I 60 punti di Beal eguagliano il record di franchigia degli Wizards, stabilito da Gilbert Arenas nel 2006 e si aggiungono ai 62 di Curry di qualche giorno fa nelle partite d’elite di questa stagione NBA.

Bradley Beal infuriato per la sconfitta: “60 punti? Non contano niente”

Beal che anche a febbraio dell’anno scorso era stato capace di segnare contro i Bulls 53 punti e la sera dopo contro i Bucks di Giannis 55 punti ma uscendo sconfitto in tutte e due le sfide, si è detto furibondo per l’ennesima sconfitta.

“Sono infuriato”, ha detto Beal. “Mi fa uscire di testa. Non li conto. … Tutti i miei massimi in carriera, sono stati sconfitti. Quindi non me ne frega niente. Puoi buttarlo fuori dalla finestra con gli altri due o tre che ho avuto.”

“Voglio solo vincere. A volte potresti essere in grado di segnare 40, 50, 60, qualunque sia il caso, ma voglio solo vincere.”

Per la franchigia capitolina si tratta della sesta sconfitta nelle prime 8 gare, portando il parziale a solo 2 vittorie contro 6 risultati negativi e posizionandosi al 13esimo posto ad est. Peggio di loro nella eastern conference solo i Raptors che pare abbiamo perso la via e i Detroit Pistons destinati a rimanere nelle zone basse della classifica.

Per i Wizards a tabellino si aggiunge anche Russell Westbrook che sfiora l’ennesima tripla doppia con 20 punti, 12 assist e 8 rimbalzi, ma che ha riportato un piccolo infortunio nel finale della partita.

“Mi sono slogato il dito. Vedremo. Mi fa male ma sicuramente tornerò in forma presto”, ha detto Westbrook dopo la partita a Chase Hughes di NBC Sports.

Male invece il rookie Avdija con solo un punto in 16 minuti.

Se da una parte vi è un vinto dall’altra vi è un vincitore. Continua la cavalcata dei 76ers guidati da uno storico Joel Embiid da 38-5-8 e una ottima squadra con 6 giocatori oltre i 15 punti.

“Mi pagano per prendere in consegna il gioco”, ha detto Embiid. “Mi pagano per dominare. Questo è il mio lavoro.”

Nella città dell’amore fraterno si può ben sperare, dopo anni di rimpianti, ad oggi detengono il miglior record della lega con 7 vittorie e 1 solo sconfitta. I ragazzi di coach Rivers sanno dove possono arrivare

“Hanno tirato il 60% dal campo e il 62% da 3. Non puoi vincere una partita del genere.” Ha commentato Beal a fine partita.

Beal e gli eventi nella capitale: “Sconfortante”

Non sarà stata una partita facile, sia per gli Wizards, franchigia di Washington, che per tutte le altre squadre e giocatori americani.
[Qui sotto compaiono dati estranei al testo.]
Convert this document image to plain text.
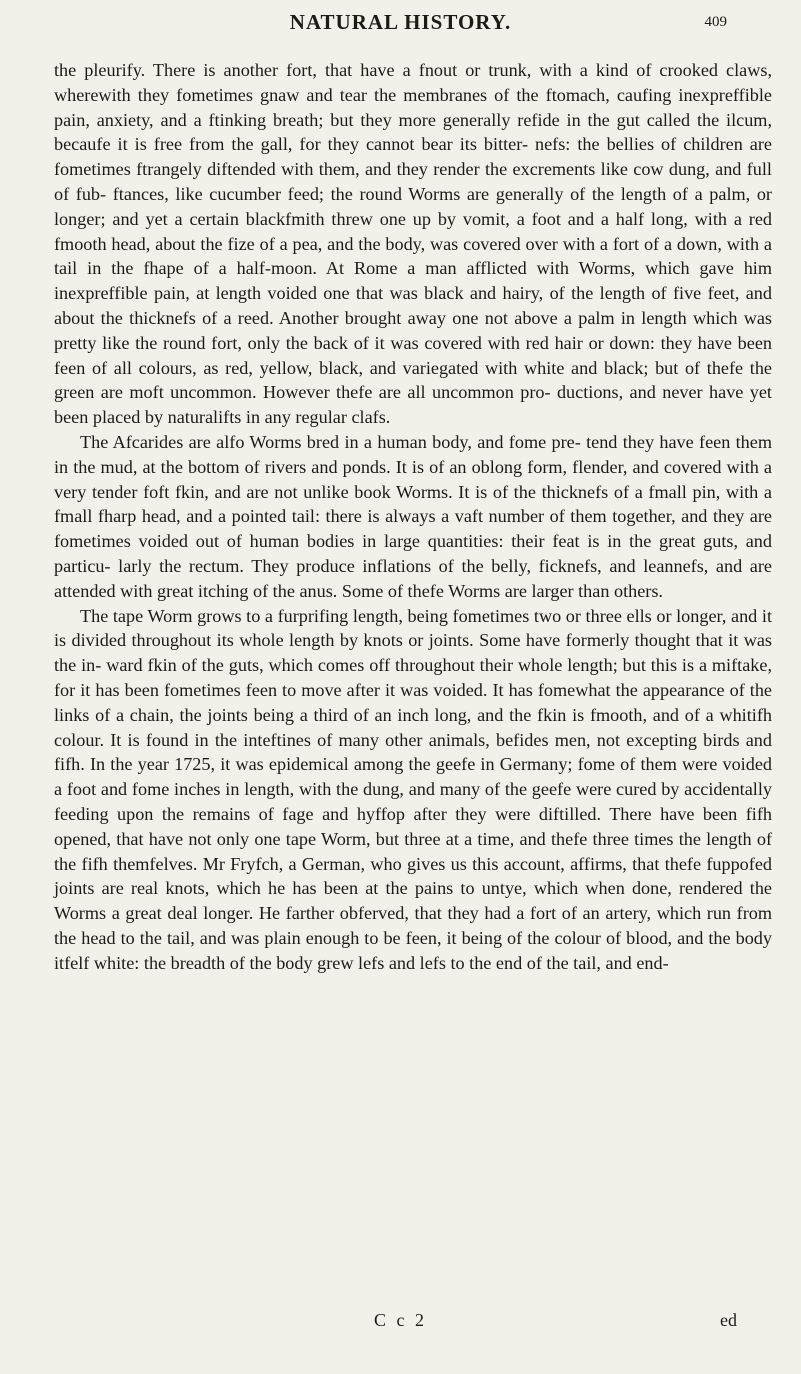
NATURAL HISTORY.	409

the pleurify. There is another fort, that have a fnout or trunk, with a kind of crooked claws, wherewith they fometimes gnaw and tear the membranes of the ftomach, caufing inexpreffible pain, anxiety, and a ftinking breath; but they more generally refide in the gut called the ilcum, becaufe it is free from the gall, for they cannot bear its bitter- nefs: the bellies of children are fometimes ftrangely diftended with them, and they render the excrements like cow dung, and full of fub- ftances, like cucumber feed; the round Worms are generally of the length of a palm, or longer; and yet a certain blackfmith threw one up by vomit, a foot and a half long, with a red fmooth head, about the fize of a pea, and the body, was covered over with a fort of a down, with a tail in the fhape of a half-moon. At Rome a man afflicted with Worms, which gave him inexpreffible pain, at length voided one that was black and hairy, of the length of five feet, and about the thicknefs of a reed. Another brought away one not above a palm in length which was pretty like the round fort, only the back of it was covered with red hair or down: they have been feen of all colours, as red, yellow, black, and variegated with white and black; but of thefe the green are moft uncommon. However thefe are all uncommon pro- ductions, and never have yet been placed by naturalifts in any regular clafs.

The Afcarides are alfo Worms bred in a human body, and fome pre- tend they have feen them in the mud, at the bottom of rivers and ponds. It is of an oblong form, flender, and covered with a very tender foft fkin, and are not unlike book Worms. It is of the thicknefs of a fmall pin, with a fmall fharp head, and a pointed tail: there is always a vaft number of them together, and they are fometimes voided out of human bodies in large quantities: their feat is in the great guts, and particu- larly the rectum. They produce inflations of the belly, ficknefs, and leannefs, and are attended with great itching of the anus. Some of thefe Worms are larger than others.

The tape Worm grows to a furprifing length, being fometimes two or three ells or longer, and it is divided throughout its whole length by knots or joints. Some have formerly thought that it was the in- ward fkin of the guts, which comes off throughout their whole length; but this is a miftake, for it has been fometimes feen to move after it was voided. It has fomewhat the appearance of the links of a chain, the joints being a third of an inch long, and the fkin is fmooth, and of a whitifh colour. It is found in the inteftines of many other animals, befides men, not excepting birds and fifh. In the year 1725, it was epidemical among the geefe in Germany; fome of them were voided a foot and fome inches in length, with the dung, and many of the geefe were cured by accidentally feeding upon the remains of fage and hyffop after they were diftilled. There have been fifh opened, that have not only one tape Worm, but three at a time, and thefe three times the length of the fifh themfelves. Mr Fryfch, a German, who gives us this account, affirms, that thefe fuppofed joints are real knots, which he has been at the pains to untye, which when done, rendered the Worms a great deal longer. He farther obferved, that they had a fort of an artery, which run from the head to the tail, and was plain enough to be feen, it being of the colour of blood, and the body itfelf white: the breadth of the body grew lefs and lefs to the end of the tail, and end-

C c 2	ed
Ciò che sta succedendo in questo inizio del 2021 sconvolge tutti e anche le star NBA. A proposito Breadly Beal ha commentato queste scenari nel postpartita: “È molto scoraggiante, è sconfortante ciò che sta succedendo al nostro paese.”
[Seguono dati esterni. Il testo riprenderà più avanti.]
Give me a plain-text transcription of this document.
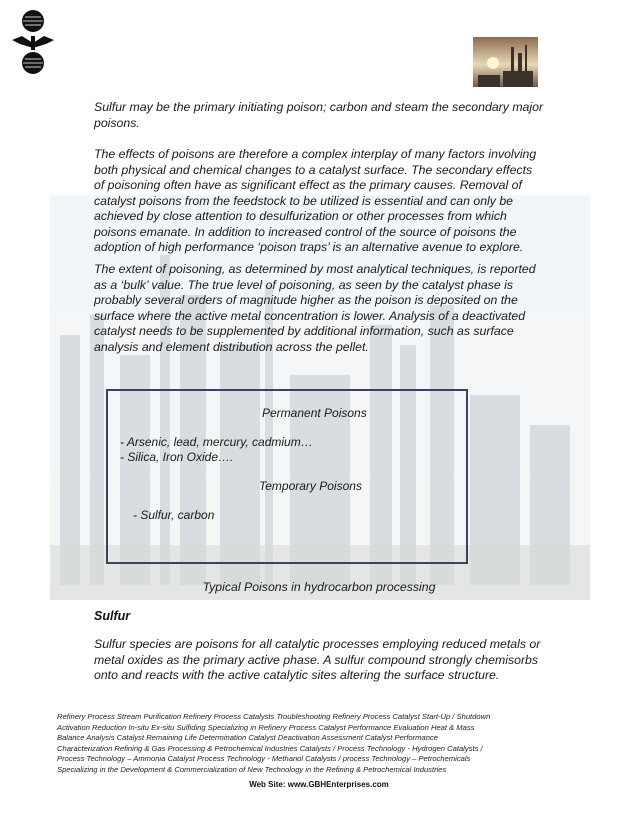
Sulfur may be the primary initiating poison; carbon and steam the secondary major poisons.

The effects of poisons are therefore a complex interplay of many factors involving both physical and chemical changes to a catalyst surface. The secondary effects of poisoning often have as significant effect as the primary causes. Removal of catalyst poisons from the feedstock to be utilized is essential and can only be achieved by close attention to desulfurization or other processes from which poisons emanate. In addition to increased control of the source of poisons the adoption of high performance ‘poison traps’ is an alternative avenue to explore.

The extent of poisoning, as determined by most analytical techniques, is reported as a ‘bulk’ value. The true level of poisoning, as seen by the catalyst phase is probably several orders of magnitude higher as the poison is deposited on the surface where the active metal concentration is lower. Analysis of a deactivated catalyst needs to be supplemented by additional information, such as surface analysis and element distribution across the pellet.

Permanent Poisons
- Arsenic, lead, mercury, cadmium…
- Silica, Iron Oxide….
Temporary Poisons
- Sulfur, carbon
Typical Poisons in hydrocarbon processing
Sulfur

Sulfur species are poisons for all catalytic processes employing reduced metals or metal oxides as the primary active phase. A sulfur compound strongly chemisorbs onto and reacts with the active catalytic sites altering the surface structure.

Refinery Process Stream Purification Refinery Process Catalysts Troubleshooting Refinery Process Catalyst Start-Up / Shutdown
Activation Reduction In-situ Ex-situ Sulfiding Specializing in Refinery Process Catalyst Performance Evaluation Heat & Mass
Balance Analysis Catalyst Remaining Life Determination Catalyst Deactivation Assessment Catalyst Performance
Characterization Refining & Gas Processing & Petrochemical Industries Catalysts / Process Technology - Hydrogen Catalysts /
Process Technology – Ammonia Catalyst Process Technology - Methanol Catalysts / process Technology – Petrochemicals
Specializing in the Development & Commercialization of New Technology in the Refining & Petrochemical Industries
Web Site: www.GBHEnterprises.com
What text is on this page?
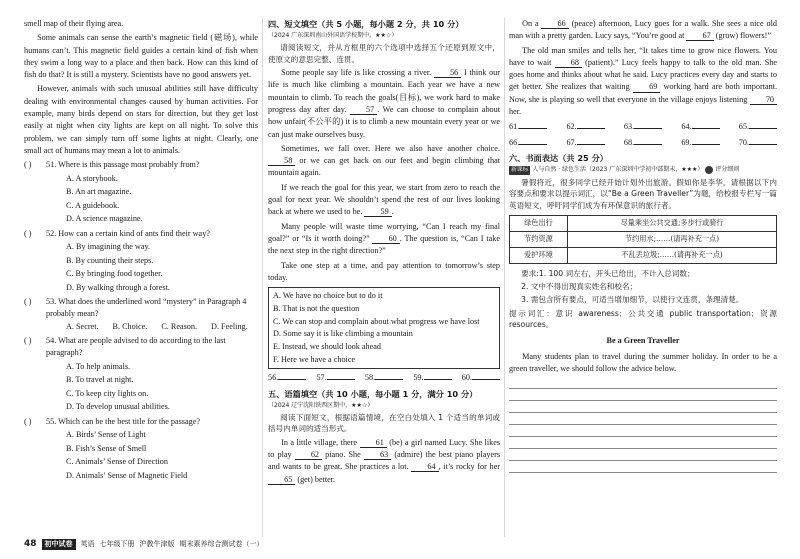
smell map of their flying area.

Some animals can sense the earth’s magnetic field (磁场), while humans can’t. This magnetic field guides a certain kind of fish when they swim a long way to a place and then back. How can this kind of fish do that? It is still a mystery. Scientists have no good answers yet.

However, animals with such unusual abilities still have difficulty dealing with environmental changes caused by human activities. For example, many birds depend on stars for direction, but they get lost easily at night when city lights are kept on all night. To solve this problem, we can simply turn off some lights at night. Clearly, one small act of humans may mean a lot to animals.

( )	51. Where is this passage most probably from?
A. A storybook.
B. An art magazine.
C. A guidebook.
D. A science magazine.
( )	52. How can a certain kind of ants find their way?
A. By imagining the way.
B. By counting their steps.
C. By bringing food together.
D. By walking through a forest.
( )	53. What does the underlined word “mystery” in Paragraph 4 probably mean?
A. Secret. B. Choice. C. Reason. D. Feeling.
( )	54. What are people advised to do according to the last paragraph?
A. To help animals.
B. To travel at night.
C. To keep city lights on.
D. To develop unusual abilities.
( )	55. Which can be the best title for the passage?
A. Birds’ Sense of Light
B. Fish’s Sense of Smell
C. Animals’ Sense of Direction
D. Animals’ Sense of Magnetic Field
四、短文填空（共 5 小题，每小题 2 分，共 10 分）
（2024 广东深圳南山外国语学校期中，★★☆）

请阅读短文，并从方框里的六个选项中选择五个还原到原文中，使原文的意思完整、连贯。

Some people say life is like crossing a river. 56 I think our life is much like climbing a mountain. Each year we have a new mountain to climb. To reach the goals(目标), we work hard to make progress day after day. 57 . We can choose to complain about how unfair(不公平的) it is to climb a new mountain every year or we can just make ourselves busy.

Sometimes, we fall over. Here we also have another choice. 58 or we can get back on our feet and begin climbing that mountain again.

If we reach the goal for this year, we start from zero to reach the goal for next year. We shouldn’t spend the rest of our lives looking back at where we used to be. 59 .

Many people will waste time worrying, “Can I reach my final goal?” or “Is it worth doing?” 60 . The question is, “Can I take the next step in the right direction?”

Take one step at a time, and pay attention to tomorrow’s step today.

A. We have no choice but to do it
B. That is not the question
C. We can stop and complain about what progress we have lost
D. Some say it is like climbing a mountain
E. Instead, we should look ahead
F. Here we have a choice
56.	57.	58.	59.	60.
五、语篇填空（共 10 小题，每小题 1 分，满分 10 分）
（2024 辽宁沈阳铁西区期中，★★☆）

阅读下面短文，根据语篇情境，在空白处填入 1 个适当的单词或括号内单词的适当形式。

In a little village, there 61 (be) a girl named Lucy. She likes to play 62 piano. She 63 (admire) the best piano players and wants to be great. She practices a lot. 64 , it’s rocky for her 65 (get) better.

On a 66 (peace) afternoon, Lucy goes for a walk. She sees a nice old man with a pretty garden. Lucy says, “You’re good at 67 (grow) flowers!”

The old man smiles and tells her, “It takes time to grow nice flowers. You have to wait 68 (patient).” Lucy feels happy to talk to the old man. She goes home and thinks about what he said. Lucy practices every day and starts to get better. She realizes that waiting 69 working hard are both important. Now, she is playing so well that everyone in the village enjoys listening 70 her.

61.	62.	63.	64.	65.
66.	67.	68.	69.	70.
六、书面表达（共 25 分）
新课标 人与自然 · 绿色生活（2023 广东深圳中学初中部期末，★★★） 评分细则

暑假将近，很多同学已经开始计划外出旅游。假如你是李华，请根据以下内容要点和要求以提示词汇，以“Be a Green Traveller”为题，给校报专栏写一篇英语短文，呼吁同学们成为有环保意识的旅行者。

绿色出行	尽量乘坐公共交通;多步行或骑行
节约资源	节约用水;……(请再补充一点)
爱护环境	不乱丢垃圾;……(请再补充一点)

要求:1. 100 词左右，开头已给出，不计入总词数；

2. 文中不得出现真实姓名和校名；

3. 需包含所有要点，可适当增加细节，以使行文连贯，条理清楚。

提示词汇：意识 awareness；公共交通 public transportation；资源 resources。

Be a Green Traveller

Many students plan to travel during the summer holiday. In order to be a green traveller, we should follow the advice below.

48	初中试卷	英语 七年级下册 沪教牛津版 期末素养综合测试卷（一）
Mercoledì, Beal ha ritwittato un post del presidente Trump dell’estate, quando Trump scrisse che chiunque avesse violato la proprietà federale durante le proteste di Black Lives Matter a Portland, Oregon, avrebbe dovuto affrontare 10 anni di carcere.

“Quindi vedremo se manterrà la parola”, ha detto Beal. “… hanno invaso il Campidoglio. È inaudito. Continuiamo a combattere la nostra battaglia. Continuiamo a metterci di fronte a questi legislatori e politici, ma la cosa più importante è la pazienza. I cambiamenti non si avranno dall’oggi al domani. È necessario avere pazienza”

Qualcosa a Washington non sta funzionando come dovrebbe, che sia la franchigia di pallacanestro o la politica, sta andando tutto a fuoco.